En cas d'échec dans les discussions, les parties peuvent convenir :
- d'essayer de poursuivre leurs échanges avec l'accompagnement d'un médiateur ;
- en cas d'échec de la médiation, de recourir à l'arbitrage afin d'éviter une procédure potentiellement longue, coûteuse et aux résultats aléatoires.
Il sera donc opportun que le notaire propose de compléter les clauses d'imprévision en y ajoutant des clauses de médiation et/ou d'arbitrage afin de favoriser la recherche d'un accord entre les parties et d'éviter que ne soit initiée une procédure auprès des tribunaux.

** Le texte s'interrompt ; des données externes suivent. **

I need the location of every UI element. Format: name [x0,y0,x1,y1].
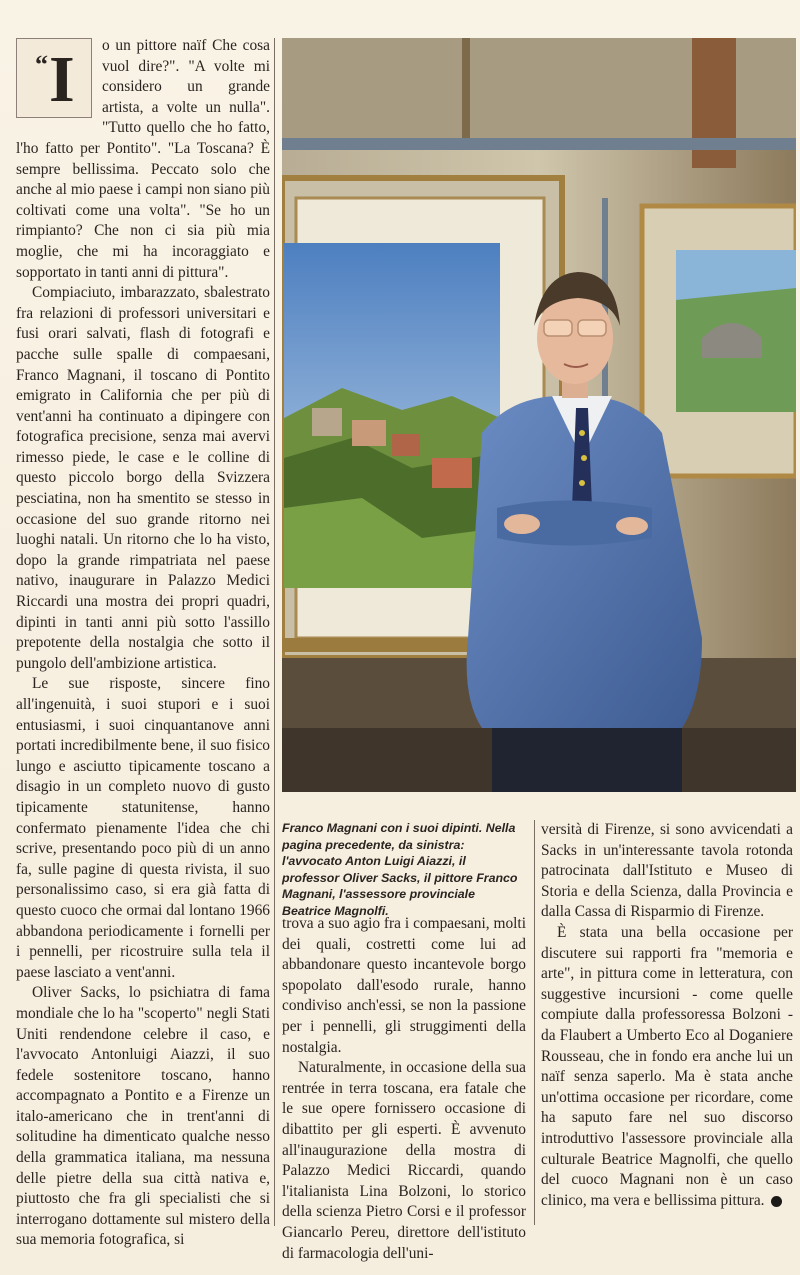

– L'exclusion conventionnelle de l'imprévision. – L'exclusion des dispositions de l'article 1195 du Code civil est très répandue, jusqu'à devenir une clause de style dans les contrats d'affaires. Si leur insertion dans un contrat de vente ne semble pas présenter d'intérêt, il n'en va pas de même en matière de promesse de vente. L'article 1195 du Code civil prévoit expressément la possibilité d'exclure son application, la partie subissant le changement de circonstances imprévisible ayant pu valablement accepter d'en assumer le risque. Néanmoins, il convient que cette renonciation soit précise et exprès dans l'acte. Surtout, cette exclusion ne doit pas être à l'origine d'un déséquilibre significatif entre les droits et obligations des parties au contrat, sous peine d'être réputée non écrite. La promesse de vente semble néanmoins, sauf circonstances exceptionnelles, échapper à la qualification de contrat d'adhésion. De même, la pratique constatée depuis la réforme opérée par l'ordonnance du 10 février 2016 consiste à exclure globalement et pour les deux parties le bénéfice des dispositions de l'article 1195 du Code civil, symétrie qui est de nature à atténuer, voire même à écarter tout déséquilibre significatif entre les parties au contrat.